There are two police stations: the Cromwell Road station serves the West Marsh, Yarborough Road, Saint Michaels Road and Laceby Acres, and the station on Laceby Road serves the Crowland estate. On Cromwell Road is a fire station. The only public library in the area was closed in 2004.

Riverside Children's Centre, on Central Parade, provides services for parents with children under the age of five. Broadway Children's Centre provides activities for under fives. On Cromwell Road is the Cromwell Road Resource Centre, which caters for people with complex needs.
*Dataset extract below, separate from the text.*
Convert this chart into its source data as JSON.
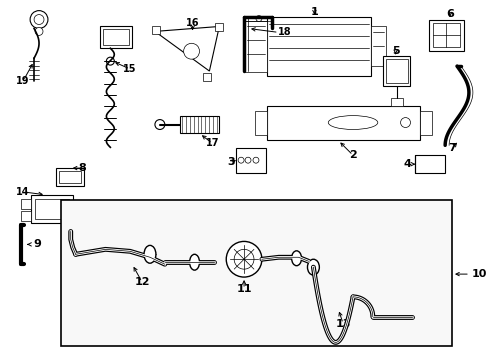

There are tenant and resident associations in the Crowland Avenue, Saint Michaels Road, Laceby Acres and Yarborough Road areas. In 2005, following a ballot of tenants, council houses on the Crowland, Littlecoates and Yarborough estates were transferred to the Shoreline Housing Partnership. The Yarborough Estate, built during the 1950s, is being demolished to be replaced by modern housing, in a joint project between Shoreline and Stamford Homes. The Estate's name has been changed to Freshney Green. and 440 new homes will be built. The project includes community facilities, including a health centre at Central Parade, with GP, dental, pharmacy and mental health provision.

Grimsby Golf Course, Capes Recreation Ground, The Humber Royal Hotel on Littlecoates Road, Grimsby Auditorium, Grimsby Leisure Centre on Cromwell Road, and part of the Freshney Parkway recreation area are within Little Coates.